‘Stakeholder Perceptions of Environmental, Social and Governance Issues Impact Organizations’ Bottom Line’

Michelle Remo, “Big 4″ observer
June 15, 2012 /

According to a new report from Deloitte, an organization’s understanding of how its stakeholders perceive and value the organization’s environmental, social and governance (ESG) issues is central to developing a strategy that may lead to financial benefits.

The report, titled “Drivers of Long-Term Business Value: Stakeholders, Stats and Strategy,” discusses the impact employees, suppliers, shareholders, community members and other people or groups involved with an organization can have on business performance. Today, there is a broader range of stakeholders than there was in the past. This is contributing to raising the bar on business performance as evidenced by regulatory pressure, consumer boycotts and decreasing market valuations for organizations reporting labor, health or environmental issues.

The Deloitte report provides strategic considerations for creating stakeholder value to generate long-term business value.

“It is essential for businesses to understand what their stakeholders consider to be of value in the business and how those stakeholders perceive the business’s actions,” says Eric Hespenheide, a partner at Deloitte & Touche LLP who serves as audit and enterprise risk global leader for sustainability and climate change services. “By determining a value for ESG issues, a company can better articulate the interdependencies of various stakeholders and their role in how the company generates long-term business value.”

Dinah A. Koehler, a senior manager with Deloitte Services LP and coauthor of the report, adds, “More organizations are starting to realize that management of ESG issues is not an ad hoc undertaking. Instead, the strategic pursuit of ‘stakeholder value creation’ can be key to improvement in a company’s financial value.”

This process involves identifying key stakeholders who consider an organization’s industry, its business model, its value proposition, its product portfolio and its competition. In addition to recognizing what issues stakeholders care about, it is also necessary to determine the expected level of ESG performance and how it parallels societal norms, the performance of industry peers, an ideal or aspirational level or an unacceptable state. To do this, companies should regularly consult with key interest groups — both internal and external — to fully understand how, when, why and by how much an ESG issue might impact the business.

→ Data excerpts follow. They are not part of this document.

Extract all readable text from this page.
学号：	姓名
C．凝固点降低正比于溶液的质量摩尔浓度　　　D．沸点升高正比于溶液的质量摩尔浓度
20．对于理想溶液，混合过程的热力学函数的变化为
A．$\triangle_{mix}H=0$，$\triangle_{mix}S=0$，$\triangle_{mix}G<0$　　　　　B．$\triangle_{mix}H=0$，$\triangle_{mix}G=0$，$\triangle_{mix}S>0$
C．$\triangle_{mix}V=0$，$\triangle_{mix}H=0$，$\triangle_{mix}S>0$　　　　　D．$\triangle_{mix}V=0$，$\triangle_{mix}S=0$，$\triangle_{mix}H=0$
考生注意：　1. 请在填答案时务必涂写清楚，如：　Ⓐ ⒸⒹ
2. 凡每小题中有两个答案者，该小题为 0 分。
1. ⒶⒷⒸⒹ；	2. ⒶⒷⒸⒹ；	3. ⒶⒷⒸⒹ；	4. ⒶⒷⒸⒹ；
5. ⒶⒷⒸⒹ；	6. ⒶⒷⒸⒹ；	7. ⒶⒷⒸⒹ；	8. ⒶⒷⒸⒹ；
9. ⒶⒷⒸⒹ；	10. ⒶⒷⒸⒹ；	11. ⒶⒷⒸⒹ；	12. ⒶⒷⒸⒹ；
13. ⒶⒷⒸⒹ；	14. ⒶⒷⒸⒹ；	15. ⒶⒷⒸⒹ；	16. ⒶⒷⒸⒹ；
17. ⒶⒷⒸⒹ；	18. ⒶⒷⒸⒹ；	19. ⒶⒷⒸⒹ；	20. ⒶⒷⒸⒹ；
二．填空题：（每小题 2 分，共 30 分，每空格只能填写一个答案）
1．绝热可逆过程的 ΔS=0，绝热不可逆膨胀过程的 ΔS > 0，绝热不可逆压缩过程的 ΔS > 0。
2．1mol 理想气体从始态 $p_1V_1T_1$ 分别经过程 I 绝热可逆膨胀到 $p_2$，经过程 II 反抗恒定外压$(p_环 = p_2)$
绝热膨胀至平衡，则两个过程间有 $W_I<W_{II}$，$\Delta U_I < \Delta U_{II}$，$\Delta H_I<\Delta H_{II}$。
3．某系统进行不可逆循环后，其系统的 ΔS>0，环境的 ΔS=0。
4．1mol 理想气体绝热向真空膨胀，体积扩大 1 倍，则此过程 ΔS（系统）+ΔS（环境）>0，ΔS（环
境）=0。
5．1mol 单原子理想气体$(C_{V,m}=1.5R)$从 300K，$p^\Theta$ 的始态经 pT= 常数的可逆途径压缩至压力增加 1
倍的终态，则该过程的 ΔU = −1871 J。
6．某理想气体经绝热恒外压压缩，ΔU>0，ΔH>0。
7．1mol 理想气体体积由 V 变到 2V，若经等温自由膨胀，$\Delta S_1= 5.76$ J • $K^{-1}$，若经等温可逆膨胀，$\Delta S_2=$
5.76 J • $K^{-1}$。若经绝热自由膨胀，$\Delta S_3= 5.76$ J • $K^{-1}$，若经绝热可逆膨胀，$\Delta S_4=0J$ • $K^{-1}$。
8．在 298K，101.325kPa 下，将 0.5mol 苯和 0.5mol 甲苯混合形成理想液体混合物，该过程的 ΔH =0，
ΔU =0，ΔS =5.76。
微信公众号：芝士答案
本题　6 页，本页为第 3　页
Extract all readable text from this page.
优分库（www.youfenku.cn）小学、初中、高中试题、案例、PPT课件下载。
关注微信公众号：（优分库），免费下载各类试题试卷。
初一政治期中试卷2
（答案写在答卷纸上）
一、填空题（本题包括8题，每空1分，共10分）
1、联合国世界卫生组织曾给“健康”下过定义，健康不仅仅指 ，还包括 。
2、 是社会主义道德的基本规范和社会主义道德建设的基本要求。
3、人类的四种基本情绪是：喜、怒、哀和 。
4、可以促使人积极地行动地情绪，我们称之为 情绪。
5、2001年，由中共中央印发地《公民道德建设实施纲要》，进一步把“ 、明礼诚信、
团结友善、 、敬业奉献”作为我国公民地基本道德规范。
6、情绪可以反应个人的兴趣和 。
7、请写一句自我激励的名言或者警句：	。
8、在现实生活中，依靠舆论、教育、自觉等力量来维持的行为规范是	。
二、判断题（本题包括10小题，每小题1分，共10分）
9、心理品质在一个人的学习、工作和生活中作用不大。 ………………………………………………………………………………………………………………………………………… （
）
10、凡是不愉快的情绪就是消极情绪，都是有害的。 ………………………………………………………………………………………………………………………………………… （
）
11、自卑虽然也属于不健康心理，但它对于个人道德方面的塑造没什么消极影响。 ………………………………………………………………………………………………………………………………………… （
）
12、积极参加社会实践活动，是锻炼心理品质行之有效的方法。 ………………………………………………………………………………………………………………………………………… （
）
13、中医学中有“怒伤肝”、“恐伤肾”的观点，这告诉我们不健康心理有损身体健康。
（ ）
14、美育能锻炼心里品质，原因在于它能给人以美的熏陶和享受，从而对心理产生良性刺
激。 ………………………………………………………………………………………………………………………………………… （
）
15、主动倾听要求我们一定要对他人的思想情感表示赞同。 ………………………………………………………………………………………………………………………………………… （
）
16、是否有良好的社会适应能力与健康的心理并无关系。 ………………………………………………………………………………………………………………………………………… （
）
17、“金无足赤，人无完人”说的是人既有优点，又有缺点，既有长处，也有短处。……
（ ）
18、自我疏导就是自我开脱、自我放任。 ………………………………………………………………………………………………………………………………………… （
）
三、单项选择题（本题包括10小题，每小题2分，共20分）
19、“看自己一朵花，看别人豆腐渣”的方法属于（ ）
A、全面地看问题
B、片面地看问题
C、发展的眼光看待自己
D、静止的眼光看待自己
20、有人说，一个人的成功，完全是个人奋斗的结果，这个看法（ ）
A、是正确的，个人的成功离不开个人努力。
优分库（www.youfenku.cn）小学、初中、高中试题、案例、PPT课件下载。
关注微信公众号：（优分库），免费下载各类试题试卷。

Deloitte’s report talks about how and why ESG performance is a consideration in financial valuation in the near term and also points to long-term value creation — not only for senior executives but also for business partners who are making demands of management and for shareholders who increasingly pay attention to ESG issues.

In addition to stakeholder engagement, issuing a steady stream of positive and credible ESG performance reports can create a halo effect and may help insulate a company from criticism and protect its valuations.